Rédigé par leral.net le Jeudi 9 Octobre 2025 à 13:41 | | 0 commentaire(s)|

Sénégal Atlanticactu/ Petrosen/ Serigne Ndong Un récent rapport d’audit met en évidence d’importantes lacunes en matière de transparence et de traçabilité financière au sein de la compagnie pétrolière nationale sénégalaise sur la période 2021-2023. Réalisé par le groupement Ceca et Enerteam, ce document relève plusieurs opérations opaques, notamment des emprunts destinés à financer la participation […]

Sénégal

Atlanticactu/ Petrosen/ Serigne Ndong

Un récent rapport d’audit met en évidence d’importantes lacunes en matière de transparence et de traçabilité financière au sein de la compagnie pétrolière nationale sénégalaise sur la période 2021-2023. Réalisé par le groupement Ceca et Enerteam, ce document relève plusieurs opérations opaques, notamment des emprunts destinés à financer la participation de Petrosen dans les projets pétroliers et gaziers, ainsi que des prêts octroyés à ses filiales sans divulgation complète des informations.

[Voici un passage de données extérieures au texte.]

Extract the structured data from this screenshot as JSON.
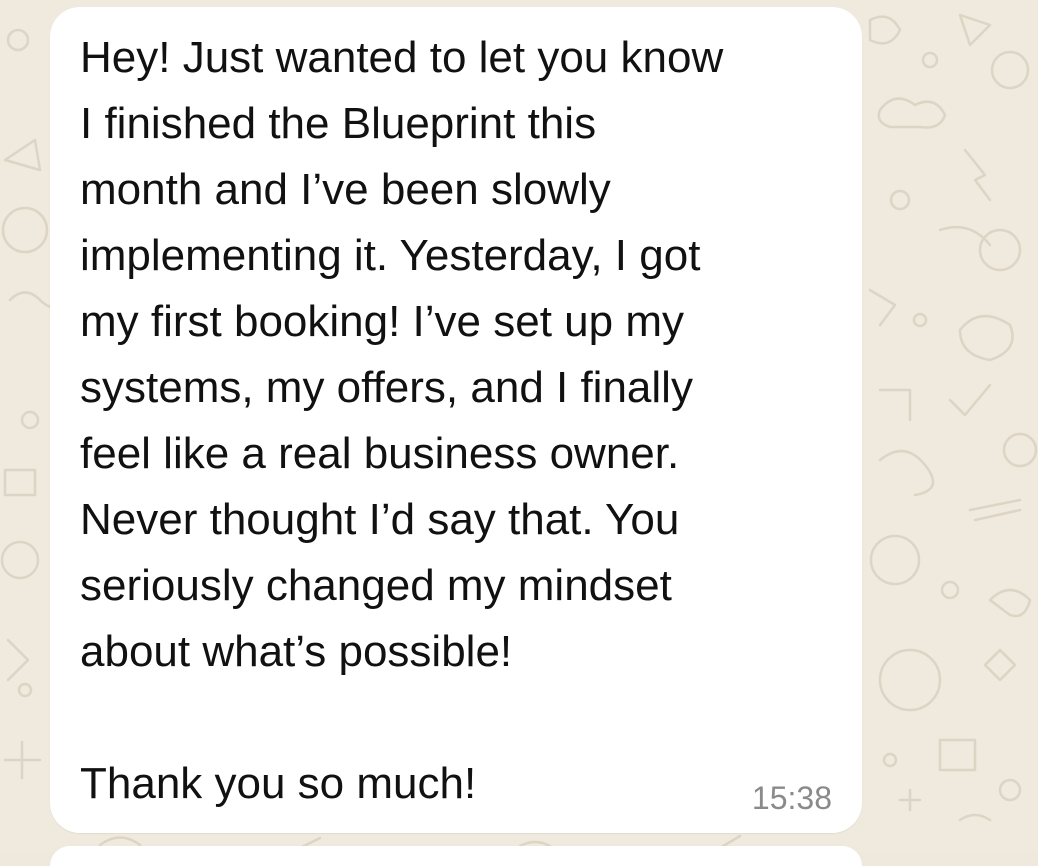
{
  "chat": {
    "message": {
      "text": "Hey! Just wanted to let you know\nI finished the Blueprint this\nmonth and I’ve been slowly\nimplementing it. Yesterday, I got\nmy first booking! I’ve set up my\nsystems, my offers, and I finally\nfeel like a real business owner.\nNever thought I’d say that. You\nseriously changed my mindset\nabout what’s possible!\n\nThank you so much!",
      "time": "15:38"
    }
  },
  "colors": {
    "wallpaper": "#efe9de",
    "bubble": "#ffffff",
    "text": "#111111",
    "timestamp": "#8a8a8a"
  }
}
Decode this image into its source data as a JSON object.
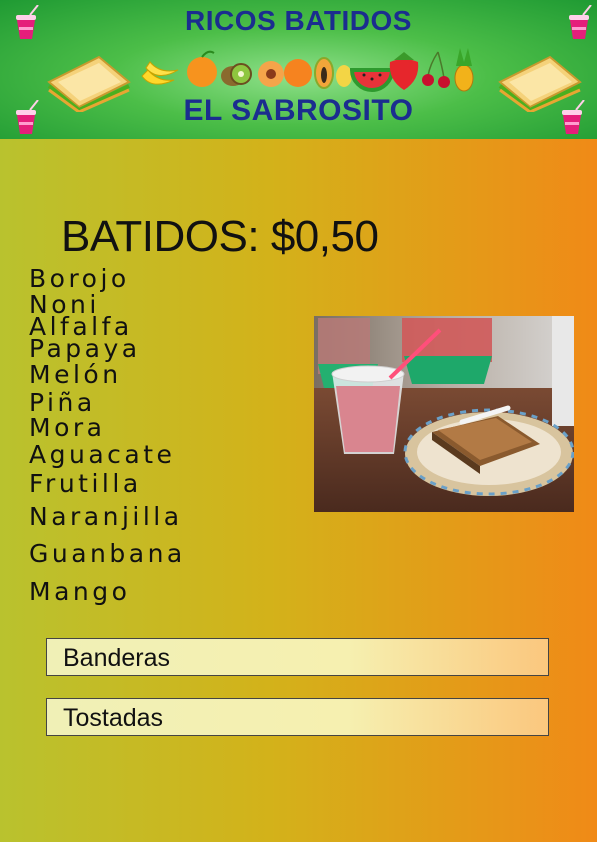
{
  "header": {
    "title_top": "RICOS BATIDOS",
    "title_bottom": "EL SABROSITO",
    "icons": [
      "drink-cup-icon",
      "sandwich-icon",
      "banana-icon",
      "orange-icon",
      "kiwi-icon",
      "peach-icon",
      "papaya-icon",
      "watermelon-icon",
      "strawberry-icon",
      "cherry-icon",
      "pineapple-icon"
    ]
  },
  "menu": {
    "headline": "BATIDOS: $0,50",
    "flavors": [
      "Borojo",
      "Noni",
      "Alfalfa",
      "Papaya",
      "Melón",
      "Piña",
      "Mora",
      "Aguacate",
      "Frutilla",
      "Naranjilla",
      "Guanbana",
      "Mango"
    ]
  },
  "extras": [
    "Banderas",
    "Tostadas"
  ],
  "colors": {
    "title": "#1b2d8f",
    "header_green": "#3db543",
    "bg_left": "#b9c22e",
    "bg_right": "#f08a17"
  }
}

Le caractère « Non Fiable » des données

Mandaté par le Comité national de l’Initiative pour la Transparence dans les Industries Extractives (CN-ITIE) pour produire le rapport ITIE 2024, le groupement Ceca et Enerteam a conduit ses travaux du 15 novembre 2024 au 2 avril 2025. Sa conclusion est sans équivoque :
« Sur la base de cette évaluation, nous ne pouvons pas conclure avec une assurance raisonnable du caractère exhaustif et fiable des données présentées dans le présent rapport. »

Des emprunts massifs aux contours flous

Le rapport met en lumière une opacité marquée dans les emprunts contractés par Petrosen auprès de partenaires pour financer sa quote-part. La société a notamment mobilisé 435 millions de dollars auprès de BP et Kosmos Energy en 2021 pour le projet GTA (Grand Tortue Ahmeyim), et 450 millions de dollars auprès de Woodside Energy Ltd pour le projet Sangomar. Tous ces prêts affichent un taux d’intérêt de 6,5 %.

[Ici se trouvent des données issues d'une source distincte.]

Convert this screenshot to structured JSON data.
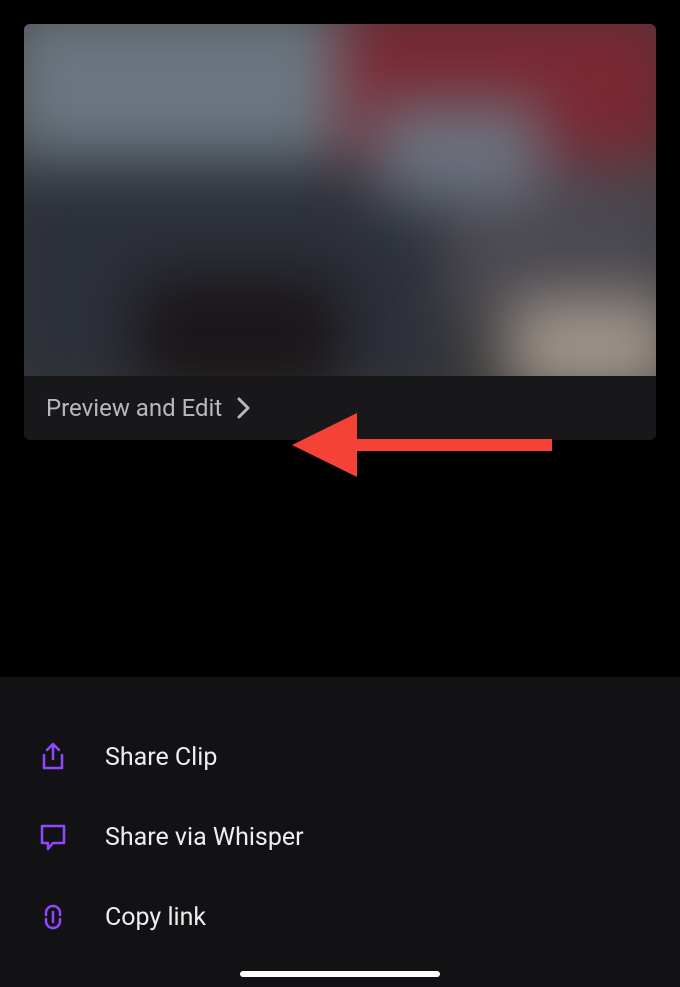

En juillet 2023, la révision du calendrier d’exécution a entraîné une hausse du coût de la phase 1, passant de 4,9 à 5,2 milliards USD, soit une augmentation comprise entre +7 % et +13 %. Selon le rapport, « Cette augmentation a nécessité un financement additionnel, dont les détails n’ont pas été divulgués ».

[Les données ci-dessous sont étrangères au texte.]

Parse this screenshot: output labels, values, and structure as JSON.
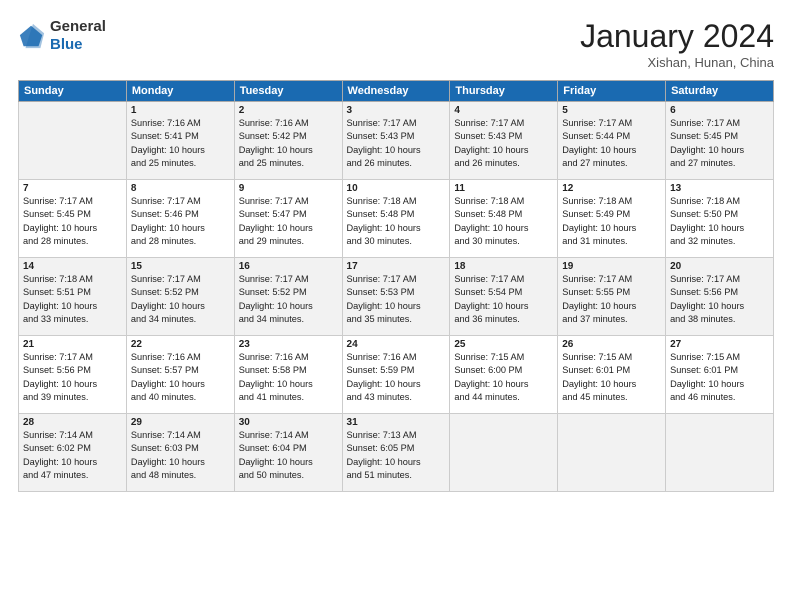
{
  "header": {
    "logo_line1": "General",
    "logo_line2": "Blue",
    "month": "January 2024",
    "location": "Xishan, Hunan, China"
  },
  "weekdays": [
    "Sunday",
    "Monday",
    "Tuesday",
    "Wednesday",
    "Thursday",
    "Friday",
    "Saturday"
  ],
  "weeks": [
    [
      {
        "day": "",
        "info": ""
      },
      {
        "day": "1",
        "info": "Sunrise: 7:16 AM\nSunset: 5:41 PM\nDaylight: 10 hours\nand 25 minutes."
      },
      {
        "day": "2",
        "info": "Sunrise: 7:16 AM\nSunset: 5:42 PM\nDaylight: 10 hours\nand 25 minutes."
      },
      {
        "day": "3",
        "info": "Sunrise: 7:17 AM\nSunset: 5:43 PM\nDaylight: 10 hours\nand 26 minutes."
      },
      {
        "day": "4",
        "info": "Sunrise: 7:17 AM\nSunset: 5:43 PM\nDaylight: 10 hours\nand 26 minutes."
      },
      {
        "day": "5",
        "info": "Sunrise: 7:17 AM\nSunset: 5:44 PM\nDaylight: 10 hours\nand 27 minutes."
      },
      {
        "day": "6",
        "info": "Sunrise: 7:17 AM\nSunset: 5:45 PM\nDaylight: 10 hours\nand 27 minutes."
      }
    ],
    [
      {
        "day": "7",
        "info": "Sunrise: 7:17 AM\nSunset: 5:45 PM\nDaylight: 10 hours\nand 28 minutes."
      },
      {
        "day": "8",
        "info": "Sunrise: 7:17 AM\nSunset: 5:46 PM\nDaylight: 10 hours\nand 28 minutes."
      },
      {
        "day": "9",
        "info": "Sunrise: 7:17 AM\nSunset: 5:47 PM\nDaylight: 10 hours\nand 29 minutes."
      },
      {
        "day": "10",
        "info": "Sunrise: 7:18 AM\nSunset: 5:48 PM\nDaylight: 10 hours\nand 30 minutes."
      },
      {
        "day": "11",
        "info": "Sunrise: 7:18 AM\nSunset: 5:48 PM\nDaylight: 10 hours\nand 30 minutes."
      },
      {
        "day": "12",
        "info": "Sunrise: 7:18 AM\nSunset: 5:49 PM\nDaylight: 10 hours\nand 31 minutes."
      },
      {
        "day": "13",
        "info": "Sunrise: 7:18 AM\nSunset: 5:50 PM\nDaylight: 10 hours\nand 32 minutes."
      }
    ],
    [
      {
        "day": "14",
        "info": "Sunrise: 7:18 AM\nSunset: 5:51 PM\nDaylight: 10 hours\nand 33 minutes."
      },
      {
        "day": "15",
        "info": "Sunrise: 7:17 AM\nSunset: 5:52 PM\nDaylight: 10 hours\nand 34 minutes."
      },
      {
        "day": "16",
        "info": "Sunrise: 7:17 AM\nSunset: 5:52 PM\nDaylight: 10 hours\nand 34 minutes."
      },
      {
        "day": "17",
        "info": "Sunrise: 7:17 AM\nSunset: 5:53 PM\nDaylight: 10 hours\nand 35 minutes."
      },
      {
        "day": "18",
        "info": "Sunrise: 7:17 AM\nSunset: 5:54 PM\nDaylight: 10 hours\nand 36 minutes."
      },
      {
        "day": "19",
        "info": "Sunrise: 7:17 AM\nSunset: 5:55 PM\nDaylight: 10 hours\nand 37 minutes."
      },
      {
        "day": "20",
        "info": "Sunrise: 7:17 AM\nSunset: 5:56 PM\nDaylight: 10 hours\nand 38 minutes."
      }
    ],
    [
      {
        "day": "21",
        "info": "Sunrise: 7:17 AM\nSunset: 5:56 PM\nDaylight: 10 hours\nand 39 minutes."
      },
      {
        "day": "22",
        "info": "Sunrise: 7:16 AM\nSunset: 5:57 PM\nDaylight: 10 hours\nand 40 minutes."
      },
      {
        "day": "23",
        "info": "Sunrise: 7:16 AM\nSunset: 5:58 PM\nDaylight: 10 hours\nand 41 minutes."
      },
      {
        "day": "24",
        "info": "Sunrise: 7:16 AM\nSunset: 5:59 PM\nDaylight: 10 hours\nand 43 minutes."
      },
      {
        "day": "25",
        "info": "Sunrise: 7:15 AM\nSunset: 6:00 PM\nDaylight: 10 hours\nand 44 minutes."
      },
      {
        "day": "26",
        "info": "Sunrise: 7:15 AM\nSunset: 6:01 PM\nDaylight: 10 hours\nand 45 minutes."
      },
      {
        "day": "27",
        "info": "Sunrise: 7:15 AM\nSunset: 6:01 PM\nDaylight: 10 hours\nand 46 minutes."
      }
    ],
    [
      {
        "day": "28",
        "info": "Sunrise: 7:14 AM\nSunset: 6:02 PM\nDaylight: 10 hours\nand 47 minutes."
      },
      {
        "day": "29",
        "info": "Sunrise: 7:14 AM\nSunset: 6:03 PM\nDaylight: 10 hours\nand 48 minutes."
      },
      {
        "day": "30",
        "info": "Sunrise: 7:14 AM\nSunset: 6:04 PM\nDaylight: 10 hours\nand 50 minutes."
      },
      {
        "day": "31",
        "info": "Sunrise: 7:13 AM\nSunset: 6:05 PM\nDaylight: 10 hours\nand 51 minutes."
      },
      {
        "day": "",
        "info": ""
      },
      {
        "day": "",
        "info": ""
      },
      {
        "day": "",
        "info": ""
      }
    ]
  ]
}
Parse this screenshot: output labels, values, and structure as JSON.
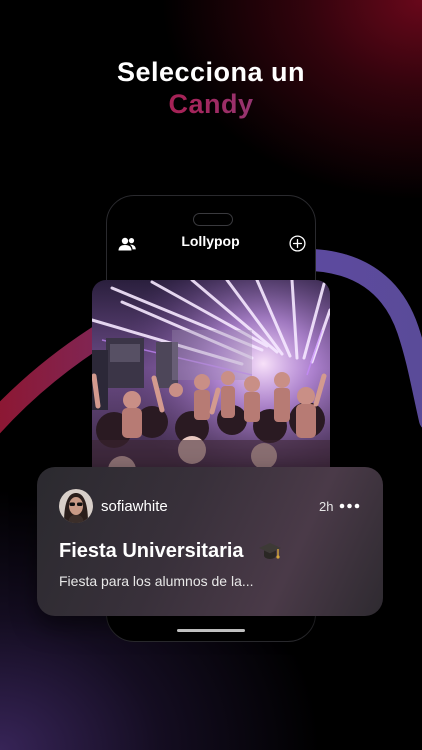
{
  "heading": {
    "line1": "Selecciona un",
    "line2": "Candy"
  },
  "phone": {
    "app_title": "Lollypop",
    "left_icon": "people-icon",
    "right_icon": "add-circle-icon"
  },
  "post": {
    "username": "sofiawhite",
    "time": "2h",
    "more_icon": "more-horizontal-icon",
    "title": "Fiesta Universitaria",
    "title_icon": "graduation-cap-icon",
    "description": "Fiesta para los alumnos de la..."
  },
  "colors": {
    "accent_red": "#b3102e",
    "accent_purple": "#6e62ad",
    "card_bg": "#38303a"
  }
}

L’analyse des états financiers met également en évidence un manque de précision : les dettes ne permettent pas d’identifier clairement les montants affectés à chacun des projets, GTA et Sangomar. L’augmentation des intérêts courus est qualifiée de « significative » (+45,7 % entre 2022 et 2023), sans distinction entre les deux projets. De même, les remboursements de capital ne sont pas détaillés.

Prêts aux filiales et transparence déficiente

Les transactions financières entre Petrosen et ses filiales suscitent elles aussi des interrogations. La société a octroyé un prêt à Fortesa pour maîtriser un incendie survenu sur un puits de gaz à Sadiaratou. Si des remboursements ont été enregistrés (107 millions FCFA en 2023 et 28 millions FCFA au premier semestre 2024), la convention fixant les modalités de remboursement, bien que transmise, n’a pas été rendue publique, selon le rapport.

Les états financiers de 2023 font également état de financements d’un montant total de 9,848 milliards FCFA accordés aux filiales RGS et Petrosen EP, sans que des informations complémentaires aient pu être collectées. En parallèle, le Trésor public n’a signalé aucun prêt direct à des entreprises du secteur extractif.

Le soutien discret de l’État

L’État du Sénégal a joué un rôle majeur dans le financement de la participation de Petrosen, notamment pour le projet Sangomar. Le Document de Programmation Budgétaire et Économique Pluriannuelle (DPBEP 2025-2027) précise que la contribution de Petrosen, estimée à 756 millions de dollars, a été couverte par un prêt de Woodside Energy (450 millions de dollars) et par des fonds publics rétrocédés en 2021 (270 millions de dollars).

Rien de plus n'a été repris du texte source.